Modifying effects of catechol, resorcinol, and hydroquinone on second stage hepato‐ and renal carcinogenesis was investigated in rats pretreated with N‐ethyl‐N‐hydroxyethyl‐nitrosamine (EHEN). Groups of twenty 6‐week‐old Wistar/Crj male rats were treated with 0.1% EHEN in the drinking water for 3 weeks. Starting 1 week after the termination of EHEN treatment, they were given a diet containing 0.8% catechol, 0.8% resorcinol, or 0.8% hydroquinone or basal diet for 36 weeks. Further groups of 15 rats were each treated with the same doses of phenolic compounds or basal diet alone without EHEN pretreatment. All surviving animals were killed at the end of week 40 when histopathological assessment revealed significant reduction of the numbers per rat of hepatocellular adenomas and hepatocellular carcinomas by resorcinol, whereas hydroquinone significantly enhanced the numbers per rat of renal microadenomas and renal cell tumors.

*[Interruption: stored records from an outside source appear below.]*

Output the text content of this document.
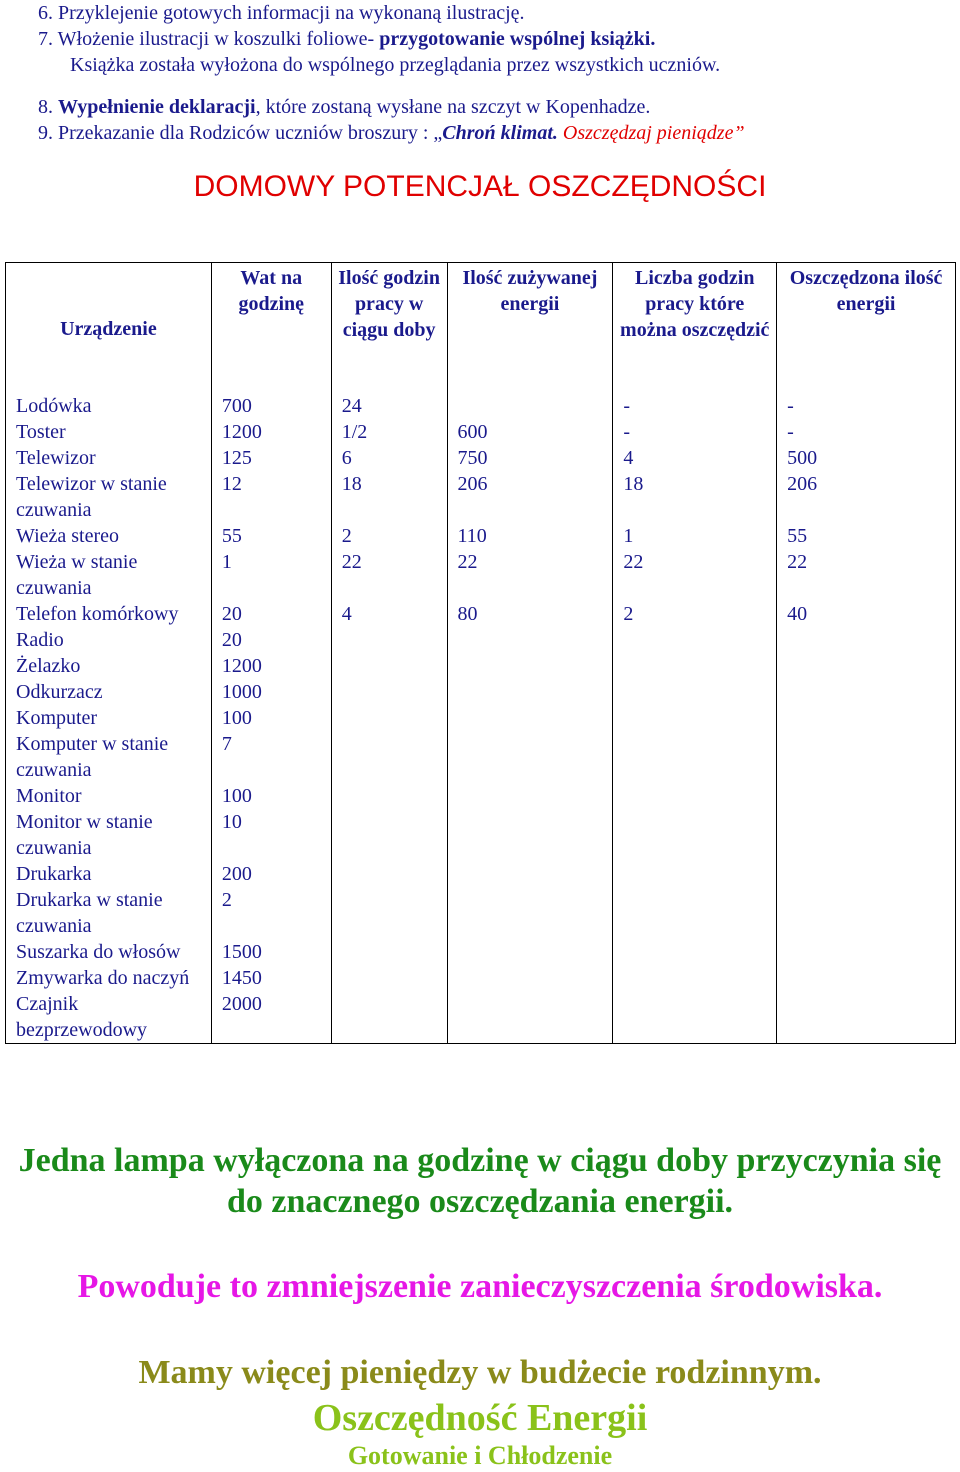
6. Przyklejenie gotowych informacji na wykonaną ilustrację.

7. Włożenie ilustracji w koszulki foliowe- przygotowanie wspólnej książki.

Książka została wyłożona do wspólnego przeglądania przez wszystkich uczniów.

8. Wypełnienie deklaracji, które zostaną wysłane na szczyt w Kopenhadze.

9. Przekazanie dla Rodziców uczniów broszury : „Chroń klimat. Oszczędzaj pieniądze”

DOMOWY POTENCJAŁ OSZCZĘDNOŚCI
Urządzenie	Wat na godzinę	Ilość godzin pracy w ciągu doby	Ilość zużywanej energii	Liczba godzin pracy które można oszczędzić	Oszczędzona ilość energii
Lodówka	700	24		-	-
Toster	1200	1/2	600	-	-
Telewizor	125	6	750	4	500
Telewizor w stanie czuwania	12	18	206	18	206
Wieża stereo	55	2	110	1	55
Wieża w stanie czuwania	1	22	22	22	22
Telefon komórkowy	20	4	80	2	40
Radio	20				
Żelazko	1200				
Odkurzacz	1000				
Komputer	100				
Komputer w stanie czuwania	7				
Monitor	100				
Monitor w stanie czuwania	10				
Drukarka	200				
Drukarka w stanie czuwania	2				
Suszarka do włosów	1500				
Zmywarka do naczyń	1450				
Czajnik bezprzewodowy	2000				
Jedna lampa wyłączona na godzinę w ciągu doby przyczynia się do znacznego oszczędzania energii.
Powoduje to zmniejszenie zanieczyszczenia środowiska.
Mamy więcej pieniędzy w budżecie rodzinnym.
Oszczędność Energii
Gotowanie i Chłodzenie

On the other hand, the number of α_2u‐globulin positive tubules in the animals treated with hydroquinone was significantly lower than controls, without any alteration in bromodeoxyuridine (BrdU) incorporation. Lipid peroxidation, as evaluated by thiobarbituric acid reactive substance (TBARS), was at control levels in the kidneys of rats treated with hydroquinone throughout the experiment. The results showed that the known renal carcinogen hydroquinone potently enhances the second stage of EHEN‐induced renal carcinogenesis, while its isomer resorcinol inhibited hepatocarcinogenesis. α_2u‐Globulin and lipid peroxidation may not play roles in hydroquinone‐associated promotion of renal carcinogenesis. ©1993 Wiley‐Liss, Inc.